L’effetto cambia da soggetto a soggetto ed in ragione anche del momento storico che il fruitore si trova a vivere, pertanto non è possibile prevedere con certezza che conseguenze avrà la visione di un dato film, in un dato momento e su una data persona. Quello che di sicuro possiamo affermare è che il cinema produce una stimolazione multiforme sulla persona che ne fruisce. I film, allo stesso modo di altre forme d'arte, riescono a toccare le profondità e sollecitare le pieghe nascoste dell’animo umano, producendo emozioni intense, grazie alla combinazione di musica ed immagini in movimento, sonorità e simboli di diversa natura, capaci di condensare e veicolare diversi significati. Una combinazione, questa, che sempre più si sta affermando nel campo della comunicazione artistica attuale, dove al linguaggio pittorico spesso viene sostituito il linguaggio delle immagini in movimento, in ambienti sonori variamente caratterizzati (videoperformances, videoclips, cortometraggi, ecc.). La comunicazione cinematografica presenta inoltre una particolare condizione, che consente l'emergere di aspetti inconsci e regressivi, che è il buio presente nella sala di proiezione (anche se siamo a casa o in altro luogo, l’attenzione è concentrata sullo schermo video illuminato e lo spazio tutto intorno è soffuso ed in secondo piano: così possiamo accedere ad un “altro mondo”, quello che il film ci racconta). Il buio fisico richiama quello dell’inconscio. Per questi motivi la cinematografia si accosta al sogno ed ai processi che lo regolano e può similmente offrire un terreno di riflessione ed elaborazione dei propri vissuti emotivi.
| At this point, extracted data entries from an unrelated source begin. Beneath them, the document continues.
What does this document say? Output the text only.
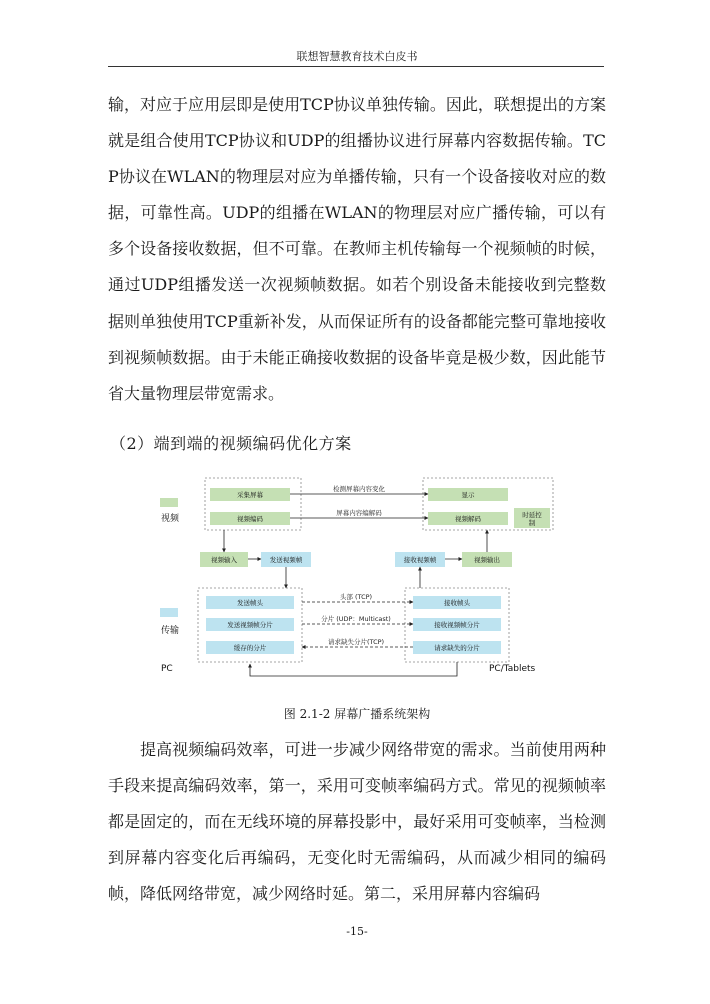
联想智慧教育技术白皮书

输，对应于应用层即是使用TCP协议单独传输。因此，联想提出的方案就是组合使用TCP协议和UDP的组播协议进行屏幕内容数据传输。TCP协议在WLAN的物理层对应为单播传输，只有一个设备接收对应的数据，可靠性高。UDP的组播在WLAN的物理层对应广播传输，可以有多个设备接收数据，但不可靠。在教师主机传输每一个视频帧的时候，通过UDP组播发送一次视频帧数据。如若个别设备未能接收到完整数据则单独使用TCP重新补发，从而保证所有的设备都能完整可靠地接收到视频帧数据。由于未能正确接收数据的设备毕竟是极少数，因此能节省大量物理层带宽需求。

（2）端到端的视频编码优化方案

视频
传输
PC	PC/Tablets
采集屏幕
视频编码
显示
视频解码	时延控
制
视频输入	发送视频帧	接收视频帧	视频输出
发送帧头
发送视频帧分片
缓存的分片
接收帧头
接收视频帧分片
请求缺失的分片
检测屏幕内容变化
屏幕内容编解码
头部 (TCP)
分片 (UDP：Multicast)
请求缺失分片(TCP)
图 2.1-2 屏幕广播系统架构

提高视频编码效率，可进一步减少网络带宽的需求。当前使用两种手段来提高编码效率，第一，采用可变帧率编码方式。常见的视频帧率都是固定的，而在无线环境的屏幕投影中，最好采用可变帧率，当检测到屏幕内容变化后再编码，无变化时无需编码，从而减少相同的编码帧，降低网络带宽，减少网络时延。第二，采用屏幕内容编码

-15-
  • L’effetto evocativo, simbolico e allegorico di un film può avere anche degli aspetti negativi sulla nostra psiche?
Si, è possibile. La visione di un film può sollecitare emozioni forti, sia in senso positivo che negativo, lasciandoci a lungo sensazioni importanti dentro, che possono avere un effetto stimolante, ma anche bloccante. Il Cinema è la “settima arte” e come ben sappiamo, l’arte smuove emozioni, potendo addirittura, in certi casi, far emergere quadri sindromici latenti (come accade ad es. nella Sindrome di Stendhal, una particolare forma di disorientamento, talvolta di amnesia, che si può provare al cospetto di un’opera d’arte). Gli studi di psicologia dell'arte, scandagliando nella creatività e nella produzione-fruizione artistica, offrono indicazioni per capire meglio il funzionamento della mente umana. Che cosa avviene nella mente di un osservatore quando si trova di fronte ad un'opera d'arte? Secondo la psicanalista Graziella Magherini*, nella visione e nell'incontro con l'opera d'arte si attivano parti profonde della nostra personalità: l'inconscio freudiano, il 'rimosso', esperienze un tempo vissute, poi dimenticate; ma si attivano anche esperienze emozionali più primitive, arcaiche, mai riconosciute dall'Io cosciente, tracce asimboliche e tuttavia attive. L'osservatore pertanto, nel suo rapporto con l'arte, può essere colpito a livelli molto profondi della psiche, e sperimentare particolari esperienze emotive. E’ sempre importante, quindi, in ambito terapeutico, dosare l’uso dello strumento artistico e, nello specifico, di quello filmico, con cautela ed adeguatezza.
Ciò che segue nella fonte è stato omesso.